Reagan, Thatcher and the real battle behind defunding Obamacare.
“We had rabbits when we needed tigers.” — Ronald Reagan writing in his diary of congressional Republicans
Well.
The GOP Establishment is terrified at the idea of defunding Obamacare.
Except, of course, that the opposition within the GOP Establishment and among some conservative pundits to defunding Obamacare — as Senators Mike Lee, Ted Cruz, Rand Paul, and Marco Rubio propose — has nothing whatsoever to do with Obamacare.
Zero.
As Ronald Reagan and Margaret Thatcher would both recognize instantly.
Leading to the obvious. The problem within the GOP is just as Reagan described decades ago: too many rabbits, not enough tigers.
First: Reagan and Thatcher. We’ll get to the critics after that.
Reagan, right from the very beginning of his active political careerin 1964 all the way through his two terms in the White House, saw the party’s problem as the timid, barnacle-encrusted GOP Establishment. An Establishment he called the “fraternal order” Republicans, as he told the New York Times in December of 1976 when the GOP was reeling from what Reagan saw as yet another unnecessary GOP presidential loss by faint-hearted party moderates, this one to Jimmy Carter by Gerald Ford.
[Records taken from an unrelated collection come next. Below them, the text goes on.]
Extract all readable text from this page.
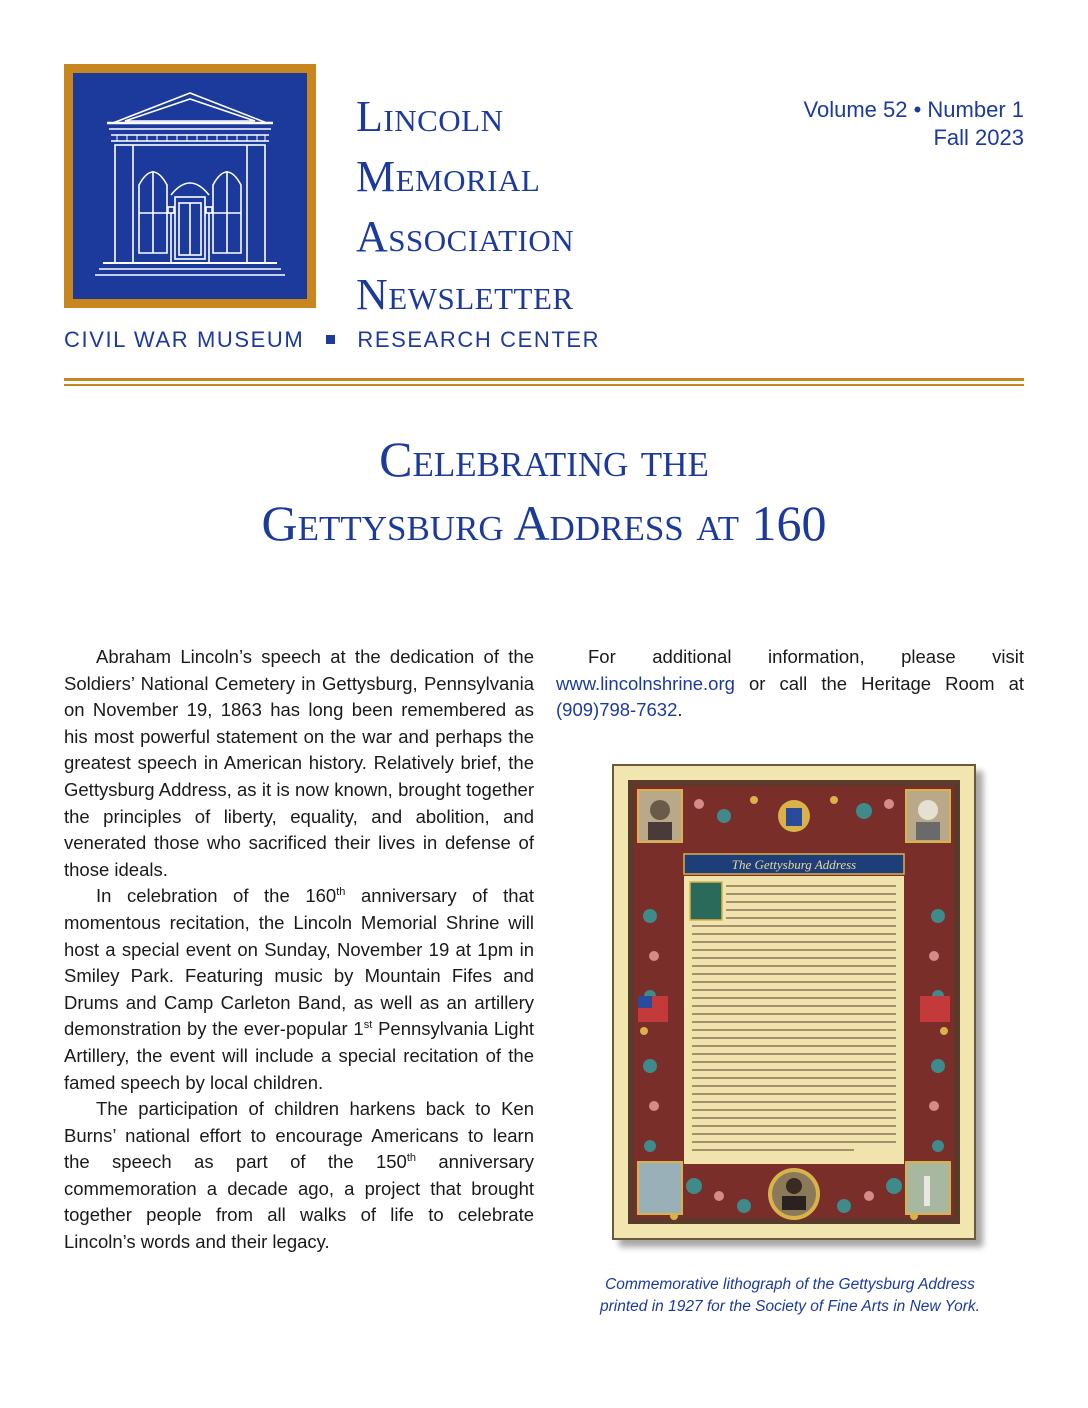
Lincoln
Memorial
Association
Newsletter
Volume 52 • Number 1
Fall 2023
CIVIL WAR MUSEUM RESEARCH CENTER
Celebrating the
Gettysburg Address at 160

Abraham Lincoln’s speech at the dedication of the Soldiers’ National Cemetery in Gettysburg, Pennsylvania on November 19, 1863 has long been remembered as his most powerful statement on the war and perhaps the greatest speech in American history. Relatively brief, the Gettysburg Address, as it is now known, brought together the principles of liberty, equality, and abolition, and venerated those who sacrificed their lives in defense of those ideals.

In celebration of the 160th anniversary of that momentous recitation, the Lincoln Memorial Shrine will host a special event on Sunday, November 19 at 1pm in Smiley Park. Featuring music by Mountain Fifes and Drums and Camp Carleton Band, as well as an artillery demonstration by the ever-popular 1st Pennsylvania Light Artillery, the event will include a special recitation of the famed speech by local children.

The participation of children harkens back to Ken Burns’ national effort to encourage Americans to learn the speech as part of the 150th anniversary commemoration a decade ago, a project that brought together people from all walks of life to celebrate Lincoln’s words and their legacy.

For additional information, please visit www.lincolnshrine.org or call the Heritage Room at (909)798-7632.

The Gettysburg Address
Commemorative lithograph of the Gettysburg Address
printed in 1927 for the Society of Fine Arts in New York.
“With some of our friends we don’t need enemies,” Reagan frostily noted in his diary in 1984 after another frustrating presidential encounter with faint-hearted GOP moderates on the subject of budget cuts.
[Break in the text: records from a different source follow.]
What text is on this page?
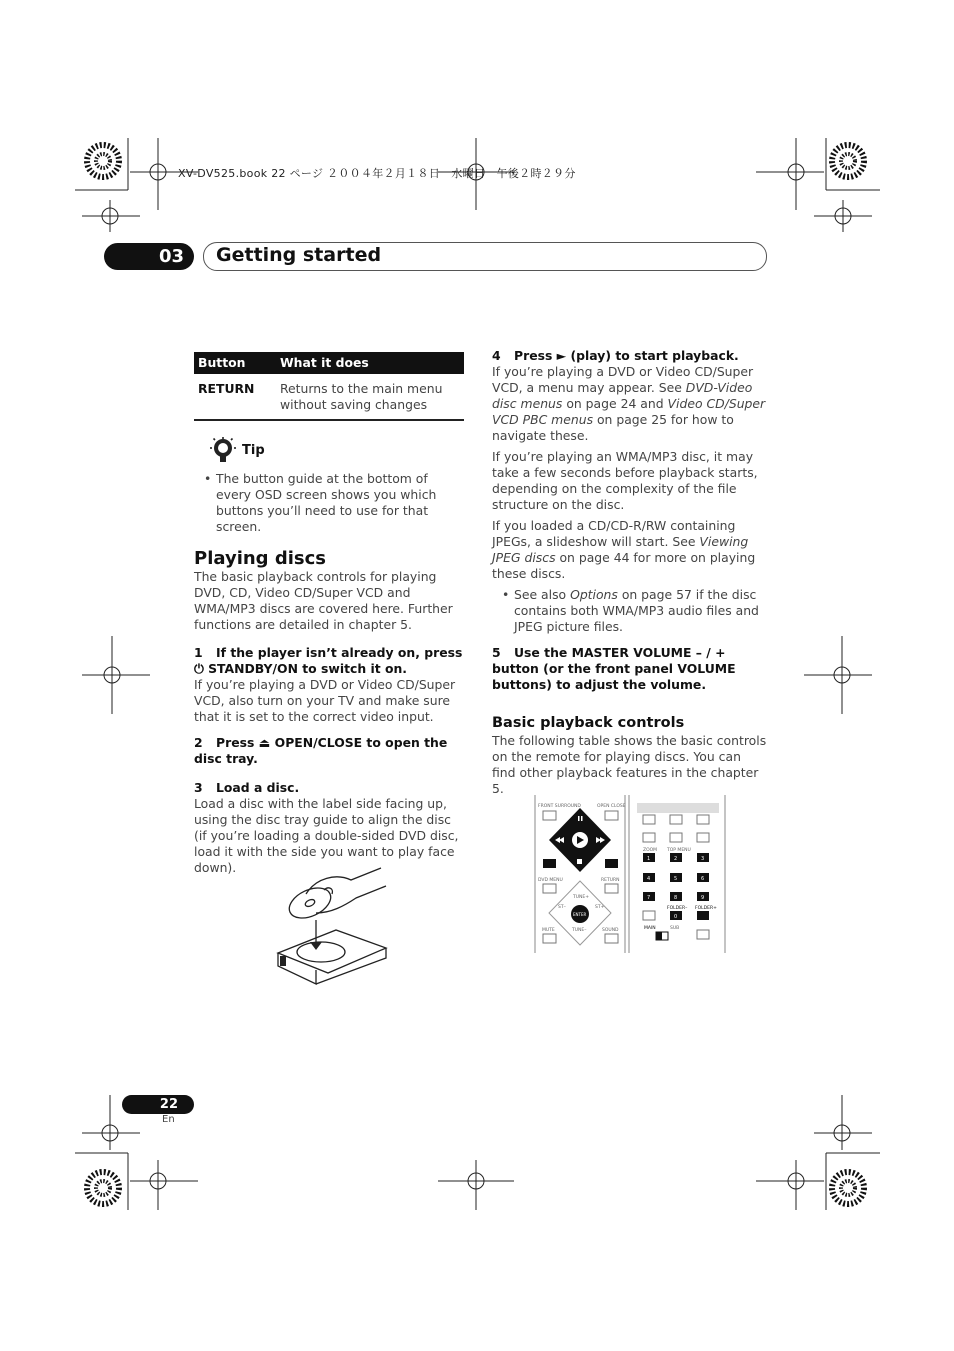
XV-DV525.book 22 ページ ２００４年２月１８日　水曜日　午後２時２９分
03	Getting started
Button	What it does
RETURN	Returns to the main menu without saving changes
Tip

• The button guide at the bottom of every OSD screen shows you which buttons you’ll need to use for that screen.

Playing discs

The basic playback controls for playing DVD, CD, Video CD/Super VCD and WMA/MP3 discs are covered here. Further functions are detailed in chapter 5.

1 If the player isn’t already on, press

⏻ STANDBY/ON to switch it on.

If you’re playing a DVD or Video CD/Super VCD, also turn on your TV and make sure that it is set to the correct video input.

2 Press ⏏ OPEN/CLOSE to open the disc tray.

3 Load a disc.

Load a disc with the label side facing up, using the disc tray guide to align the disc (if you’re loading a double-sided DVD disc, load it with the side you want to play face down).

4 Press ► (play) to start playback.

If you’re playing a DVD or Video CD/Super VCD, a menu may appear. See DVD-Video disc menus on page 24 and Video CD/Super VCD PBC menus on page 25 for how to navigate these.

If you’re playing an WMA/MP3 disc, it may take a few seconds before playback starts, depending on the complexity of the file structure on the disc.

If you loaded a CD/CD-R/RW containing JPEGs, a slideshow will start. See Viewing JPEG discs on page 44 for more on playing these discs.

• See also Options on page 57 if the disc contains both WMA/MP3 audio files and JPEG picture files.

5 Use the MASTER VOLUME – / + button (or the front panel VOLUME buttons) to adjust the volume.

Basic playback controls

The following table shows the basic controls on the remote for playing discs. You can find other playback features in the chapter 5.

FRONT SURROUND	OPEN CLOSE
DVD MENU	RETURN
ENTER
TUNE+
TUNE–
ST–	ST+
MUTE	SOUND
ZOOM TOP MENU
1	2	3
4	5	6
7	8	9
0
FOLDER– FOLDER+
MAIN	SUB
22
En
I’m afraid I blew my top at one point. It seemed to me they [GOP Establishment congressmen and senators] are willing to let the Dems. run with the ball because they don’t think we can stop them. I told them before we do that, it’s time for us to agree on our position & then let me take it to the people (TV) & smoke them out. The way we’re going we’re not exerting any leadership.
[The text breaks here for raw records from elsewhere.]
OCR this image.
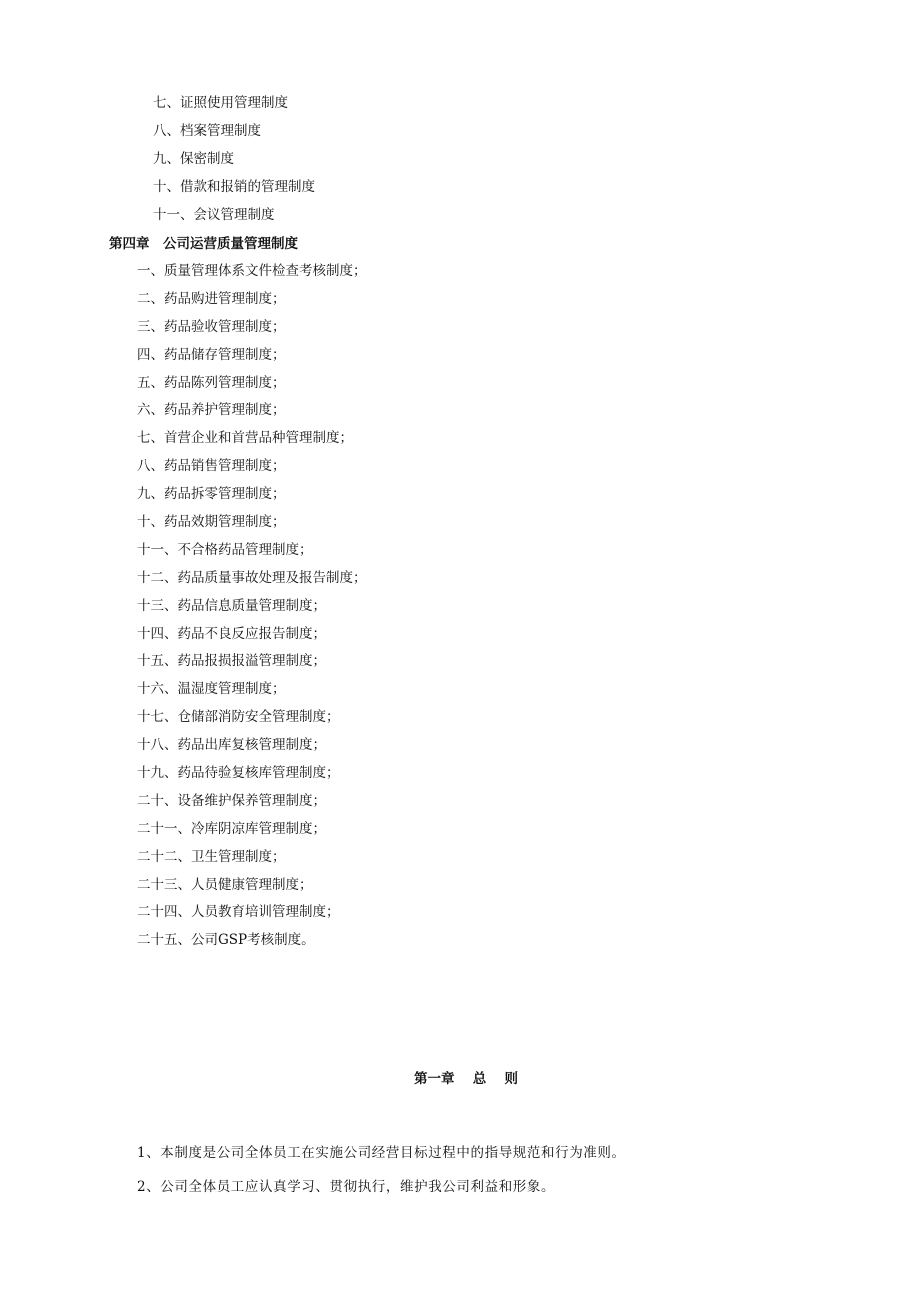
七、证照使用管理制度
八、档案管理制度
九、保密制度
十、借款和报销的管理制度
十一、会议管理制度
第四章　公司运营质量管理制度
一、质量管理体系文件检查考核制度；
二、药品购进管理制度；
三、药品验收管理制度；
四、药品储存管理制度；
五、药品陈列管理制度；
六、药品养护管理制度；
七、首营企业和首营品种管理制度；
八、药品销售管理制度；
九、药品拆零管理制度；
十、药品效期管理制度；
十一、不合格药品管理制度；
十二、药品质量事故处理及报告制度；
十三、药品信息质量管理制度；
十四、药品不良反应报告制度；
十五、药品报损报溢管理制度；
十六、温湿度管理制度；
十七、仓储部消防安全管理制度；
十八、药品出库复核管理制度；
十九、药品待验复核库管理制度；
二十、设备维护保养管理制度；
二十一、冷库阴凉库管理制度；
二十二、卫生管理制度；
二十三、人员健康管理制度；
二十四、人员教育培训管理制度；
二十五、公司GSP考核制度。
第一章　 总　 则

1、本制度是公司全体员工在实施公司经营目标过程中的指导规范和行为准则。

2、公司全体员工应认真学习、贯彻执行，维护我公司利益和形象。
These were the Republicans and their media supporters who preferred, as he said in an earlier speech, “pale pastels” over “bold colors.” Reagan saw the GOP Establishment, one Reagan biographer later wrote, as being “victims of the political equivalent of the Stockholm syndrome, in which hostages come to sympathize with their captors.”
The “captors” being Establishment liberalism.
Tellingly, over in Great Britain’s Conservative Party, Reagan’s political soulmate Margaret Thatcher was dealing with the exact same problem. Thatcher and her allies summoned a term of art from the elite British public school system that described boys seen by their peers as “feeble” or “timid” — “the wets.”